Überraschend kam der Sprintsieg von Ballerini auf der Schlussetappe in Krakau. Schließlich setzte er sich gegen den favorisierten Pascal Ackermann (Bora - hansgrohe) durch. Der 25-jährige Italiener hatte schon auf der 2. Etappe mit Rang drei überzeugt und dabei augenscheinlich Selbstvertrauen getankt. In Zabrze waren noch Weltmeister Mads Pedersen und Ackermann schneller gewesen. Diesmal hatte Ballerini das beste Timing aller Sprinter und überspurtete auf den letzten Metern noch den Pfälzer, der zu früh im Wind war.

"Unser Ziel war es, für Fabio noch möglichst viele Siege zu holen. Ich habe mich gut gefühlt und im Sprint bis zur 100 Meter-Marke gewartet, ehe ich angetreten bin. Das ist natürlich die perfekte Art und Weise eine solch emotionale Woche für uns zu Ende zu bringen", erklärte Ballerini nach seinem ersten Sieg auf WorldTour-Niveau, der die Tiefe des Kaders von Deceuninck - Quick-Step unterstrich. Die bisher 23 Saisonerfolge wurden von zehn unterschiedlichen Fahrern erzielt.

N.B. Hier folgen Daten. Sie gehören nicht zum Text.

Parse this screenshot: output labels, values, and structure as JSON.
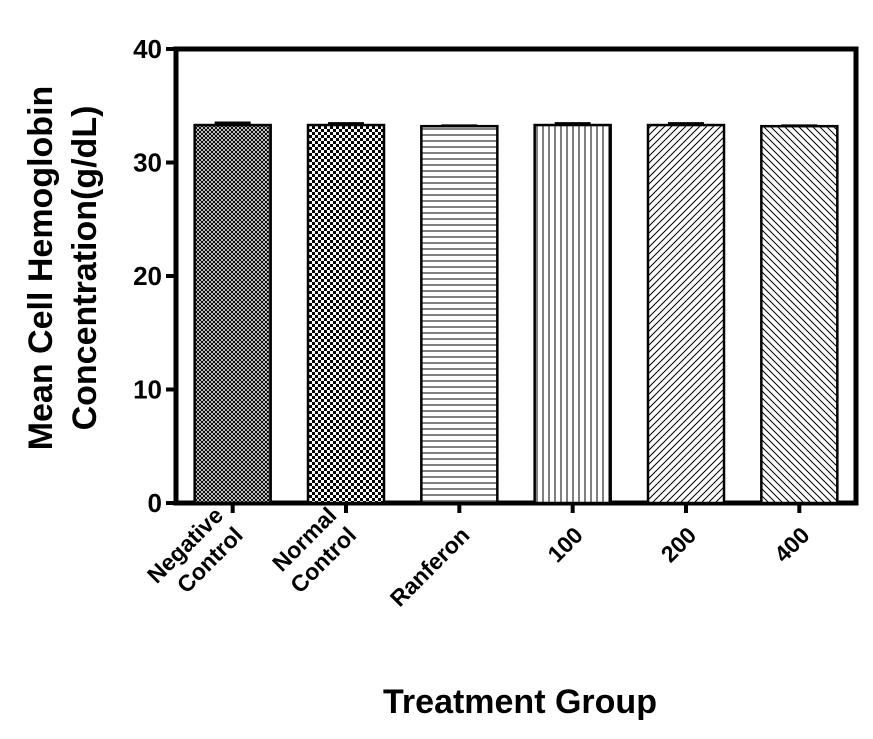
{
  "chart_data": {
    "type": "bar",
    "title": "",
    "xlabel": "Treatment Group",
    "ylabel_lines": [
      "Mean Cell Hemoglobin",
      "Concentration(g/dL)"
    ],
    "ylim": [
      0,
      40
    ],
    "yticks": [
      0,
      10,
      20,
      30,
      40
    ],
    "categories": [
      [
        "Negative",
        "Control"
      ],
      [
        "Normal",
        "Control"
      ],
      [
        "Ranferon"
      ],
      [
        "100"
      ],
      [
        "200"
      ],
      [
        "400"
      ]
    ],
    "values": [
      33.3,
      33.3,
      33.2,
      33.3,
      33.3,
      33.2
    ],
    "errors": [
      0.2,
      0.15,
      0.05,
      0.15,
      0.15,
      0.05
    ],
    "patterns": [
      "crosshatch-dense",
      "checker",
      "horizontal",
      "vertical",
      "diagonal-up",
      "diagonal-down"
    ],
    "colors": {
      "bar_fill": "#ffffff",
      "ink": "#000000"
    }
  }
}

Die beiden Sprintniederlagen dürften Ackermann wurmen

Eher unzufrieden dürfte dagegen Ackermann die Heimreise antreten. Bei der deutlich schwächer besetzten Sibiu Tour noch zweifacher Etappensieger, lief es in Polen in den Sprints nicht nach Wunsch. Dabei konnte Ackermann über seine schlechte Positionierung zum Auftakt sogar froh sein, weil er so vom schrecklichen Massensturz verschont geblieben war.

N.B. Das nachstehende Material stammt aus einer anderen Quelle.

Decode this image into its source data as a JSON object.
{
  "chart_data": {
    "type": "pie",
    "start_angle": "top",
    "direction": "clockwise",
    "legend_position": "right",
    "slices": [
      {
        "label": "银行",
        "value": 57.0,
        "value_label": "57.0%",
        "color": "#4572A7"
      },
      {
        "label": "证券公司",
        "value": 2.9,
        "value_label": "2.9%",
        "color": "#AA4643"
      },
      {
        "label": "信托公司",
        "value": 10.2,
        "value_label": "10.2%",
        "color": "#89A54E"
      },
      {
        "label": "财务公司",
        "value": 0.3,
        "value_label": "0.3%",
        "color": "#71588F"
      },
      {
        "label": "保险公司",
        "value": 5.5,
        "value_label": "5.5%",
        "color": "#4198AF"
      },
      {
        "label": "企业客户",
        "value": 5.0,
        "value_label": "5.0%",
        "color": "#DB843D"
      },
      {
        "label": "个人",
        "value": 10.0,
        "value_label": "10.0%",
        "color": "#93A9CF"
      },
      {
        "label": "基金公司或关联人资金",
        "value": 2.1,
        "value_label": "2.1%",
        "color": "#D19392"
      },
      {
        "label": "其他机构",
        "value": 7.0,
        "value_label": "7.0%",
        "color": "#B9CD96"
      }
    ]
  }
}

Gewurmt haben dürfte den 26-Jährigen dann aber schon, dass er keine der beiden weiteren Sprintankünfte nicht gewinnen konnte - und das, obwohl mehrere Konkurrenten ausgeschieden waren. "Es ist schade, dass, nachdem ich den Sieg auf der 2. Etappe nur knapp verpasst habe, ich jetzt dieses Jahr keine Etappe gewinnen konnte", meinte Ackermann, der bei seinen bisherigen zwei Teilnahmen an der Polen-Rundfahrt jeweils zwei Etappen hatte für sich entscheiden können. Sein Sportdirekter André Schulze fügte an: "Wir wollten gerne mit dem Sieg nach Hause fahren und wir sind daher mit dem Ergebnis nicht ganz zufrieden".

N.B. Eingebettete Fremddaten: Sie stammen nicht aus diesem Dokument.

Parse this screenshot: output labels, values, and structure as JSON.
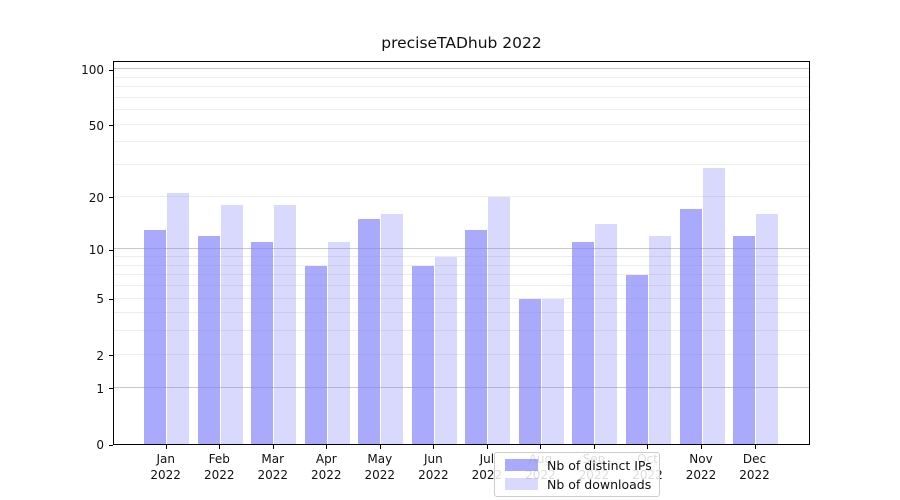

Ähnliches gilt für die Gesamtwertung, wo der Raublinger Rennstall ebenfalls hinter den Erwartungen blieb. Mit Lokalmatador Rafal Majka, dem Strade-Bianche-Dritten Maximilian Schachmann und dem Sibiu-Zweiten Patrick Konrad hatte die Mannschaft von Ralph Denk gleich drei heiße Eisen im Feuer. Gegen Überflieger Evenepoel war allerdings kein Kraut gewachsen, Majka fehlten auf Rang vier am Ende vier Sekunden auf den Gesamtdritten Simon Yates (Mitchelton - Scott), Schachmann wurde 13., Konrad belegte Rang 21.

Pedersen wird den Fluch des Regenbogentrikots los

Zufrieden mit der Polen-Rundfahrt dürfte sicherlich auch Weltmeister Pedersen sein, nachdem er sein erstes Erfolgserlebnis im Regenbogentrikot hatte. "Ich hatte nicht viele Gelegenheiten, das Trikot zu zeigen. Aber es ist super, dies nun auf die bestmögliche Art und Weise getan zu haben", sagte der Däne.

Richard Carapaz (Ineos) gab die Rundfahrt Aufschluss darüber, dass er sich mit Blick auf den Giro d`Italia auf dem richtigen Weg befindet. Der Giro-Sieger 2019 gewann die 3. Etappe im Sprint eines deutlich dezimierten Feldes. Pech für ihn: Er stürzte auf der Königsetappe im Trikot des Gesamtführenden. Letztlich erreichte Carapaz mit großem Rückstand das Ziel und trat "aus Vorsichtsmaßnahme" zur Schlussetappe nicht mehr an.

Sprintankunft in Katowice muss entschärft werden

Was bleibt von der 77. Auflage der Polen-Rundfahrt? Vor allem die Diskussion darüber, ob es die in den letzten Jahren schon häufig kritisierte Zielankunft in Katowice weiter geben sollte und, wenn ja, wie Sicherheitsmaßnahmen aussehen könnten, um abfallende Zielgerade, bei der Geschwindigkeiten von bis zu 80km/h erreicht wurden, entschärft werden könnte. Ex-Profi Rolf Aldag machte bei Eurosport zwei Vorschläge: entweder den Verlauf umdrehen, so dass der Sprint leicht bergauf führen würde, oder das Ziel verschieben.